Therapist Retention: The Make-or-Break Factor

I cannot overstate how central therapist retention is to pediatric therapy practice valuation. Pediatric speech-language pathologists are among the hardest healthcare professionals to recruit nationally. OTs and PTs with pediatric specialization aren't far behind. If your practice has a stable clinical team, that stability is one of your most valuable assets.

Buyers will ask for therapist tenure data, turnover rates over the past three years, compensation benchmarking against market rates, and whether therapists are employees or independent contractors. Practices with average therapist tenure above 3 years and annual turnover below 15% get meaningfully better multiples than those churning through clinicians.

The contractor-versus-employee question is a genuine risk factor. If your therapists are classified as 1099 contractors, buyers will evaluate misclassification risk and may require you to indemnify them against reclassification liabilities. The IRS and state labor departments have been aggressive on this issue in healthcare, and a buyer's legal team will scrutinize it.

Credentialing depth also matters.

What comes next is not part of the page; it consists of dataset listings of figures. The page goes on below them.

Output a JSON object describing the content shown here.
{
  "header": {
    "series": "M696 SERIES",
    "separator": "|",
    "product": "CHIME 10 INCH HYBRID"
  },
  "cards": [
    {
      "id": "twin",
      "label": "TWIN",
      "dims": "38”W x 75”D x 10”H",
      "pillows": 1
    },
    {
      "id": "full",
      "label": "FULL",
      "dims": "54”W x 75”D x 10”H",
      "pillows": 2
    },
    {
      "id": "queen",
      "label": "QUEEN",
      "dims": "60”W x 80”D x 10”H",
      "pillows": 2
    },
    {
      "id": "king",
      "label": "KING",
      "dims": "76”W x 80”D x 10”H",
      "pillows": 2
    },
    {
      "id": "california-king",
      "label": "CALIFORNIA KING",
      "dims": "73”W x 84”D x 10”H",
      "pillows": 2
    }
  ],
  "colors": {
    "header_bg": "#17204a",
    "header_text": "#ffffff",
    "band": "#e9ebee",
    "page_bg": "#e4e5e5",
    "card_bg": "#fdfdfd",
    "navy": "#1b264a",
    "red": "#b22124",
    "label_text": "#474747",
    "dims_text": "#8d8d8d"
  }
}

Practices where multiple therapists hold specialty certifications — Sensory Integration (SIPT), PROMPT for speech, NDT for physical therapy — demonstrate a clinical sophistication that supports higher rates and differentiates from competitors. A buyer looking at a platform acquisition wants to see clinical depth, not just headcount.

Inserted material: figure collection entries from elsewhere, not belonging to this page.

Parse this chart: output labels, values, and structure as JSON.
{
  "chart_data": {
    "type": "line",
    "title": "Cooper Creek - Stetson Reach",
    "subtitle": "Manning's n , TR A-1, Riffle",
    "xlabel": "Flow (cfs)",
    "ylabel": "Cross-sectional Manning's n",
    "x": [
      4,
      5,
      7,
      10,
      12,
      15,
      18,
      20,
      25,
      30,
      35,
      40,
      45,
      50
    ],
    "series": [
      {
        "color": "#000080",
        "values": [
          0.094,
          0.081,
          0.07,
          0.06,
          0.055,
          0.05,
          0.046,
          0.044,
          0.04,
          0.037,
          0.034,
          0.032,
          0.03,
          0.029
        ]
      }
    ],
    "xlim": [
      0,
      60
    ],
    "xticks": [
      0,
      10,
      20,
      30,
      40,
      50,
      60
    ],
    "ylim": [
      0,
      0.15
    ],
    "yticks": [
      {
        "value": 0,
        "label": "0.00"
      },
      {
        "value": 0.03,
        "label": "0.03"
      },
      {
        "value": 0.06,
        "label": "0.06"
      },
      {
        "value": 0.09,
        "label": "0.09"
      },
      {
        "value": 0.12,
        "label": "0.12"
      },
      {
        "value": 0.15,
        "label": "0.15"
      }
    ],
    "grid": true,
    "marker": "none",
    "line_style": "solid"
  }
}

What Kills Pediatric Therapy Practice Value

Founder dependency. If the founding clinician handles 30%+ of the patient caseload and all the referral relationships run through them personally, buyers see a practice that may not survive the transition. The two-year earnout structures common in these deals exist precisely because buyers need the founder to stay and gradually transfer those relationships.

Single-payer dependency. A practice where one insurance company or one state program represents more than 40% of revenue faces concentration risk. Payer contract renegotiations, rate cuts, or credentialing changes can crater revenue overnight.

Facility constraints. Pediatric therapy requires specialized space — sensory gyms, suspended equipment, therapy swings, and private treatment rooms. If your lease is expiring, your space is maxed out with no room to add treatment rooms, or your facility doesn't meet ADA requirements, these are material issues that buyers price into their offers or use to renegotiate terms during diligence.

The Bottom Line

Pediatric therapy practices sit at the intersection of strong demographic demand, insurance mandate expansion (particularly for autism services), and a fragmented market that PE platforms are actively consolidating. If your practice has a balanced payer mix, a stable therapist team, some ABA or autism specialization, and management that doesn't depend entirely on the founder, you're well positioned in the 6-8x EBITDA range. The practices that sell for 4-5x are typically single-location, founder-dependent, and heavily reliant on a single revenue channel. The gap between those outcomes is worth planning for years in advance.